Verschillen met Node.js:

  • Deno gebruikt geen npm-pakketbeheerder
    en is niet gebonden aan repositories, modules worden geadresseerd via een URL of via een bestandspad, en de modules zelf kunnen op elke website worden geplaatst;
  • Deno gebruikt "package.json" niet om modules te definiëren;
  • API-verschil, alle asynchrone acties in Deno beloven een belofte;
  • Deno vereist een expliciete definitie van alle noodzakelijke machtigingen voor bestanden, netwerk- en omgevingsvariabelen;
  • Alle fouten die niet zijn voorzien van handlers leiden tot het beëindigen van de applicatie;
  • Deno gebruikt het ECMAScript-modulesysteem en ondersteunt require();
  • De ingebouwde HTTP-server van Deno is geschreven in TypeScript en draait bovenop native TCP-sockets, terwijl de Node.js HTTP-server in C is geschreven en bindingen voor JavaScript biedt.
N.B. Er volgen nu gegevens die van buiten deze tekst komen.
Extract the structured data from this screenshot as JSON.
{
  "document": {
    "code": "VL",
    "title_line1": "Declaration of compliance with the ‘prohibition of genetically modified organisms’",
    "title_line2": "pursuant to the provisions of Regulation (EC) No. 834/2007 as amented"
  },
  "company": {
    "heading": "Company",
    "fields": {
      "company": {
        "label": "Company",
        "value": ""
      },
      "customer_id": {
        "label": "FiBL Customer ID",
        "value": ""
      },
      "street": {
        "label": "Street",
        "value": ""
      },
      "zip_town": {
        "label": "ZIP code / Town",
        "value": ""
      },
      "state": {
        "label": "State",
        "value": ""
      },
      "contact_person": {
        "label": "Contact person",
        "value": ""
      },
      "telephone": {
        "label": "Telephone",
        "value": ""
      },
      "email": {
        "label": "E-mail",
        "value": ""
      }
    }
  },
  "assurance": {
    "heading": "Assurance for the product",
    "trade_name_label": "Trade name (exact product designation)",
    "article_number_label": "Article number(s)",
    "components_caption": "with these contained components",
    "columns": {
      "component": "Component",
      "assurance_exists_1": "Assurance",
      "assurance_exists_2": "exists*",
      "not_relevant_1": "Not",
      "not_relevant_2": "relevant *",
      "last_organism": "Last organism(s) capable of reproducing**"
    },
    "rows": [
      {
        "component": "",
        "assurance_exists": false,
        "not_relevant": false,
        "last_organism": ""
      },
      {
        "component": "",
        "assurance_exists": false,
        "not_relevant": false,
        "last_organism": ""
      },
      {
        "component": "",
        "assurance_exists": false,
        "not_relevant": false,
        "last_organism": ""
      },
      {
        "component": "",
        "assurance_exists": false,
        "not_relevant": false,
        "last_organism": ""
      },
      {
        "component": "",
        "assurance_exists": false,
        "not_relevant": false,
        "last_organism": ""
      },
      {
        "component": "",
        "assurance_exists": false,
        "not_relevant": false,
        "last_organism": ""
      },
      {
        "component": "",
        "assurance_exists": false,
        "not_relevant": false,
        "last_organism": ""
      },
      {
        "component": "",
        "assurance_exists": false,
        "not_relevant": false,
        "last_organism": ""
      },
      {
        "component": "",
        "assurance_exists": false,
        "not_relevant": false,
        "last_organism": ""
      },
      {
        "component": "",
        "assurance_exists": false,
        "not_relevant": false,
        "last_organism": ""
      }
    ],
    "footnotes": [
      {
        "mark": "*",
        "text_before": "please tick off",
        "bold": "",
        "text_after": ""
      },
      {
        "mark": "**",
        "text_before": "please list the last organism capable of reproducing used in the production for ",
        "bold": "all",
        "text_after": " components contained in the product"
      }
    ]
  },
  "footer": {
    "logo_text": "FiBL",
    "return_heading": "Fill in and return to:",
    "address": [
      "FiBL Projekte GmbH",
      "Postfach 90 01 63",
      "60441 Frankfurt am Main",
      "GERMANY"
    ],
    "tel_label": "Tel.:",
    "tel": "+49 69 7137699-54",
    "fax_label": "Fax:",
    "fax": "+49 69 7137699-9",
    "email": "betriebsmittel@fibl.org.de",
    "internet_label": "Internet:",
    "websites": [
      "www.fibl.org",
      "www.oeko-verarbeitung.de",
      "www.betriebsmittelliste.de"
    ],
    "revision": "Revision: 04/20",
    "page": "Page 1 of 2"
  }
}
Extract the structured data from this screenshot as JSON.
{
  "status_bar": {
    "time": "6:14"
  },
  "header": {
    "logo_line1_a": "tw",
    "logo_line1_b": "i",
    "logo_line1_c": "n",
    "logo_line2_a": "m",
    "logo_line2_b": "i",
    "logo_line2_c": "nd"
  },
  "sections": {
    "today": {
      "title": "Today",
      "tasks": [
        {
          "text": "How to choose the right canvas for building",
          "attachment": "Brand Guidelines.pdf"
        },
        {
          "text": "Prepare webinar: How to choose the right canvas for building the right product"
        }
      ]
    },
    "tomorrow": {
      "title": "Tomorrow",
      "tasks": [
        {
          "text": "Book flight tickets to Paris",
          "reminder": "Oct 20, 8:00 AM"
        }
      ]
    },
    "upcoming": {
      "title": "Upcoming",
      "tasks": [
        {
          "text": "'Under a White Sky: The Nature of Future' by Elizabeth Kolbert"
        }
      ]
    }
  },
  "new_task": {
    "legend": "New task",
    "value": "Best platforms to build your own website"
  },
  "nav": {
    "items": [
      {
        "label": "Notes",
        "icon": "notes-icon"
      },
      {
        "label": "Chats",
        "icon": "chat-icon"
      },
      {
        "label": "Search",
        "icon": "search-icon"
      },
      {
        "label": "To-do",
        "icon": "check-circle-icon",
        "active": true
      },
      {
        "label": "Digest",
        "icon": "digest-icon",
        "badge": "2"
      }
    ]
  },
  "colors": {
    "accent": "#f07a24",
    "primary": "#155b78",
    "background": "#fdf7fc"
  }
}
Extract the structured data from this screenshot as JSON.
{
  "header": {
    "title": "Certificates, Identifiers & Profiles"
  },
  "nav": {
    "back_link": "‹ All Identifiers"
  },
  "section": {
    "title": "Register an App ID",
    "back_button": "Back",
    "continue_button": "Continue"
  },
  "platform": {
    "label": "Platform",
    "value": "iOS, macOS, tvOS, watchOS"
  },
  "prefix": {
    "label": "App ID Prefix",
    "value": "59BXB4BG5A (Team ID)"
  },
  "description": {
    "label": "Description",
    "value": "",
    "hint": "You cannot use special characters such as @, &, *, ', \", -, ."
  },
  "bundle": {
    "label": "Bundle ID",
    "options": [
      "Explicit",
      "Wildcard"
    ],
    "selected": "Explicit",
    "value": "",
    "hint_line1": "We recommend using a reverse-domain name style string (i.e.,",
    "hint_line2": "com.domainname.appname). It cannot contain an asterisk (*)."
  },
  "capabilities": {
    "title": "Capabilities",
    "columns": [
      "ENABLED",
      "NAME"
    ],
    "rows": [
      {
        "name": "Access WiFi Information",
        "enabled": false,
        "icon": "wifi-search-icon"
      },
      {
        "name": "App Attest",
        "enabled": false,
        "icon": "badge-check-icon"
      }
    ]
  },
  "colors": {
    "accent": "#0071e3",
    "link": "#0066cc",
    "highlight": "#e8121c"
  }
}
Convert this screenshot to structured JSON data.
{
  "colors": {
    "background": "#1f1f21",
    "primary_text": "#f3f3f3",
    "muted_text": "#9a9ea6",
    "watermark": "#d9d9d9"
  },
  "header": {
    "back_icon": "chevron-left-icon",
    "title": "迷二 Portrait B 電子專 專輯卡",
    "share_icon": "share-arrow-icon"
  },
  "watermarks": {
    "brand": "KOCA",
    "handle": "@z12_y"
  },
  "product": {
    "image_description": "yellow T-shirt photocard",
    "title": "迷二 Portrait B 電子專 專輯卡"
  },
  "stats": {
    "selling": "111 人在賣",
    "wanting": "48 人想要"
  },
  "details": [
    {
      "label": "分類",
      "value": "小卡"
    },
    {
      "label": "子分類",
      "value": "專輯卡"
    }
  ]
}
De ontwikkelaars van Deno hebben zich geconcentreerd op het optimaliseren van de gehele TCP-socketlaag en het bieden van een meer algemene interface. Deno HTTP Server biedt een lagere doorvoer maar garandeert een voorspelbare lage latentie. In de test kon een eenvoudige applicatie op basis van de Deno HTTP-server bijvoorbeeld 25 verzoeken per seconde verwerken met een maximale latentie van 1.3 milliseconden. In Node.js verwerkte een vergelijkbare applicatie 34 verzoeken per seconde, maar latenties varieerden van 2 tot 300 milliseconden.
  • Deno is niet compatibel met pakketten voor Node.js (NPM), maar wordt afzonderlijk ontwikkeld tussenlaag Vanwege compatibiliteit met de standaard Node.js-bibliotheek, zullen naarmate deze zich ontwikkelt steeds meer applicaties die voor Node.js zijn geschreven, in Deno kunnen worden uitgevoerd.